KARAWYA, F. (2025). Liminality and monopoly: contextualizing the transformations within the Egyptian digital music scene after 2013. Regards , (34), 37-66. https://doi.org/10.59383/regards.v0 regards.v034.1517 regards.v0

Abstract

The echoes of the political upheavals, notably in Egypt post-2011 and elsewhere in the Arab world, have produced a supra-monopolistic structure of music production systems and streaming platforms, reflecting post-revolutionary political strategies amid autocratic restoration across the region. While the digital age initially offered greater freedom and creativity to a rising “mediated dissidence class” and countercultural music currents, post-2013 strategies increasingly instrumentalized digital platforms to impose authoritarian control and restrict musical expression. In parallel, social media platforms, which have become crucial for musical mediation, promotion, and marketing, have mirrored broader social and political polarizations that emerged in the post-2013 period.

This article seeks to examine the ultracontemporary digital music scene in Egypt within this broader socio-cultural context. How have producers in indie, mahragānāt, and electroshaabi currents navigated institutional censorship, authoritarian impositions, and social divisions? To what extent have they maintained independence from mainstream pop music, and have they gradually become a part of those dominant streams?

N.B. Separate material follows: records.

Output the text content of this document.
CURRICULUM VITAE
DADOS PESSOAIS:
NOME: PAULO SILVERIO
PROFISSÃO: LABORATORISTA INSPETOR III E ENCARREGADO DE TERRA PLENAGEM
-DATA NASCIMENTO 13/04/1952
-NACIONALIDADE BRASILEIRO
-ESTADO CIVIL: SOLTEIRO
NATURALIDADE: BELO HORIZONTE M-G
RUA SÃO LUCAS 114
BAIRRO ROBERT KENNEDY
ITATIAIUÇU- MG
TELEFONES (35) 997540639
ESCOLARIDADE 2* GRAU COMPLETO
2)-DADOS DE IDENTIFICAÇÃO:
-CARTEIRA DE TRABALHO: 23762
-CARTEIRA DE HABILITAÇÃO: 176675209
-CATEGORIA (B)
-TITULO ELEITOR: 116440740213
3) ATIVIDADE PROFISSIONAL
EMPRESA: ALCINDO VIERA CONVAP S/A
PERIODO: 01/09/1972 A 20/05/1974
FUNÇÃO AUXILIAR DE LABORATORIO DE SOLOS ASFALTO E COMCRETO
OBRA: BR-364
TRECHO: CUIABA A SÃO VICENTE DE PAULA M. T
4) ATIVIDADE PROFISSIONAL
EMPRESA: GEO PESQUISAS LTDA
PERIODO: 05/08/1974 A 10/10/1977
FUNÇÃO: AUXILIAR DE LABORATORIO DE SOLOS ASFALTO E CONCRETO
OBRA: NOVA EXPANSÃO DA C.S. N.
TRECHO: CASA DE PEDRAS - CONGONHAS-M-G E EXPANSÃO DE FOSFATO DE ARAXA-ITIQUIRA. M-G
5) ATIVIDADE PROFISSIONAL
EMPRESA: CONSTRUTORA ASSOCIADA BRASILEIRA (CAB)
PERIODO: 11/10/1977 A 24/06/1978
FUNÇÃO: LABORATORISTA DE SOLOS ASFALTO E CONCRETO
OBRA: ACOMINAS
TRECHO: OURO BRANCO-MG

I argue in this account that the monopolization of music production and distribution systems, and the structural state-backed regulations of musical mediation spaces, have resumed under a digital guise, as part of broader efforts to control and contain contentious social movements on social media. This evolving landscape challenges traditional binaries – such as pop versus underground, digital versus physical, commercial versus independent, and local versus global – within a cultural framework defined by remix trends, perplexed sociopolitical positionings, and the concentrated control of the digital music industry.